À la fin mai, des milliers d’oiseaux avait déjà entamé leur migration vers leur aire de nidification dans l’Arctique canadien. Dans certains cas, ces grands voyageurs venaient d’aussi loin que l’extrême sud de l’Amérique du Sud, non sans raison… Eh oui!, on le sait depuis peu : plus un nid est près du pôle Nord, plus petit est le risque de prédation. De meilleures chances d’éclosions des œufs compensent donc pour les inconvénients d’une grande migration.

Malgré tout, la proportion des nids qui subsistent jusqu’à l’envol des jeunes, ce qu’on appelle dans notre métier le « succès de nidification », varie de façon importante d’une année à une autre. La prédation étant la principale cause d’échec d’une couvée, cette « pression » serait donc beaucoup plus forte certaines années. Pour bien comprendre ces fluctuations, on procède d’abord à l’identification des coupables, ces prédateurs des couvées de la toundra arctique.

La vidéo

La vidéo montre un renard arctique, portant son pelage de printemps, qui découvre un nid de pluvier bronzé, un oiseau de rivage (on voit d'ailleurs le pluvier brièvement au début de la séquence). Au moment de sa trouvaille, le prédateur transporte dans sa gueule un œuf d’oie des neiges qu'il vient de subtiliser. Il dépose alors cette prise pour s’emparer des œufs de pluvier, un à la fois. Hors du champ de vision de la caméra, le carnivore cache probablement sa prise dans des trous creusés dans le sol, sorte de garde-manger pour besoins futurs. Cinq minutes plus tard, le renard récupère finalement l’œuf d’oie avant de quitter la scène.

Sous l'oeil des caméras

À la station de recherche de l’île Bylot au Nunavut, au-delà du 73e parallèle, ces prédateurs potentiels sont le renard arctique, le goéland bourgmestre, le labbe parasite1, le labbe à longue queue et le grand corbeau.
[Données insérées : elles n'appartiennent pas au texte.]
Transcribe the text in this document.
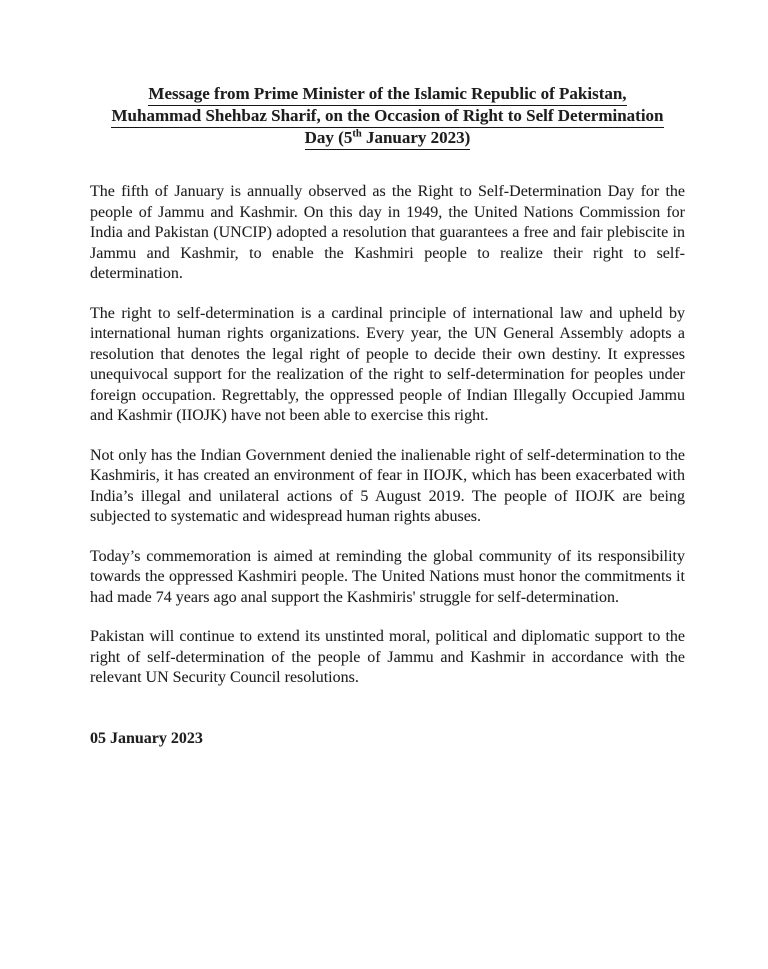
Message from Prime Minister of the Islamic Republic of Pakistan,
Muhammad Shehbaz Sharif, on the Occasion of Right to Self Determination
Day (5th January 2023)

The fifth of January is annually observed as the Right to Self-Determination Day for the people of Jammu and Kashmir. On this day in 1949, the United Nations Commission for India and Pakistan (UNCIP) adopted a resolution that guarantees a free and fair plebiscite in Jammu and Kashmir, to enable the Kashmiri people to realize their right to self-determination.

The right to self-determination is a cardinal principle of international law and upheld by international human rights organizations. Every year, the UN General Assembly adopts a resolution that denotes the legal right of people to decide their own destiny. It expresses unequivocal support for the realization of the right to self-determination for peoples under foreign occupation. Regrettably, the oppressed people of Indian Illegally Occupied Jammu and Kashmir (IIOJK) have not been able to exercise this right.

Not only has the Indian Government denied the inalienable right of self-determination to the Kashmiris, it has created an environment of fear in IIOJK, which has been exacerbated with India’s illegal and unilateral actions of 5 August 2019. The people of IIOJK are being subjected to systematic and widespread human rights abuses.

Today’s commemoration is aimed at reminding the global community of its responsibility towards the oppressed Kashmiri people. The United Nations must honor the commitments it had made 74 years ago anal support the Kashmiris' struggle for self-determination.

Pakistan will continue to extend its unstinted moral, political and diplomatic support to the right of self-determination of the people of Jammu and Kashmir in accordance with the relevant UN Security Council resolutions.

05 January 2023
Chaque été, certains nids sont placés sous « surveillance vidéo » afin de prendre l’un ou l’autre prédateur sur le fait. Des caméras à déclenchement automatique sont fixées au sol à quelques mètres des nids. Chacune est programmée pour réaliser une série de photos en rafale au moindre déclenchement du détecteur de mouvement. Quand le suivi d'un nid est terminé – parce qu'il a été victime de prédation ou parce que les jeunes l’ont quitté –, on récupère la caméra pour visionner les photos compromettantes dans le confort de notre campement.

La recherche

Pour bien comprendre les implications de ce « court métrage », il faut connaître une variable importante de cet écosystème. Sur l'île Bylot, et dans l'Arctique en général, on trouve de petits rongeurs – les lemmings – dont l'abondance suit des cycles marqués de 3 à 4 ans.
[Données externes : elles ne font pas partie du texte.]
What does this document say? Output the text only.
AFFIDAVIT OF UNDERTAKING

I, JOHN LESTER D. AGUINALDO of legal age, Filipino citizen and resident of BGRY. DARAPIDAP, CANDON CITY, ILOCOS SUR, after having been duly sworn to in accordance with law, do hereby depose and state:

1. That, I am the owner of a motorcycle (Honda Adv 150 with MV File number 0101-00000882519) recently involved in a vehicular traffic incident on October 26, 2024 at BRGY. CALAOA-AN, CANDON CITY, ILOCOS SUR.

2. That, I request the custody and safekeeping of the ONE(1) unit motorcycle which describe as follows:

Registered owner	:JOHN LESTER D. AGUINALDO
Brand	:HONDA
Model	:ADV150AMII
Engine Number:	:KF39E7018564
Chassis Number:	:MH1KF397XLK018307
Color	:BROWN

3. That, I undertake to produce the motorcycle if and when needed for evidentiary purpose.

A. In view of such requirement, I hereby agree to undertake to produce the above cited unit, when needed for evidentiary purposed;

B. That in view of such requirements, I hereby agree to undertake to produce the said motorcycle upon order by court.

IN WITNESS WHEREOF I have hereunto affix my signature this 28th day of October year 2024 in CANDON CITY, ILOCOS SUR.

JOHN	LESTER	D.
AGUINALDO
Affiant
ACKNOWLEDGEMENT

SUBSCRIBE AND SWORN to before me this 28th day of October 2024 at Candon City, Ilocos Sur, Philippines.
Le lemming est la principale proie du renard arctique. Les années où ils se font rares, le canidé se tourne vers des proies alternatives comme l'oie des neiges. On ne sait toutefois pas vraiment jusqu’à quel point il s’intéresse aux nids des autres espèces durant ces étés de disette.

La scène présentée s'est déroulée en juillet 2013 à Bylot, pendant un été de très faible abondance en lemmings. Cette série de photos, l'une des nombreuses dont nous disposons, confirme l’importance du renard arctique comme prédateur des nids de pluvier bronzé, et elle illustre bien que les œufs du pluvier peuvent être une solution de rechange aux œufs des oies.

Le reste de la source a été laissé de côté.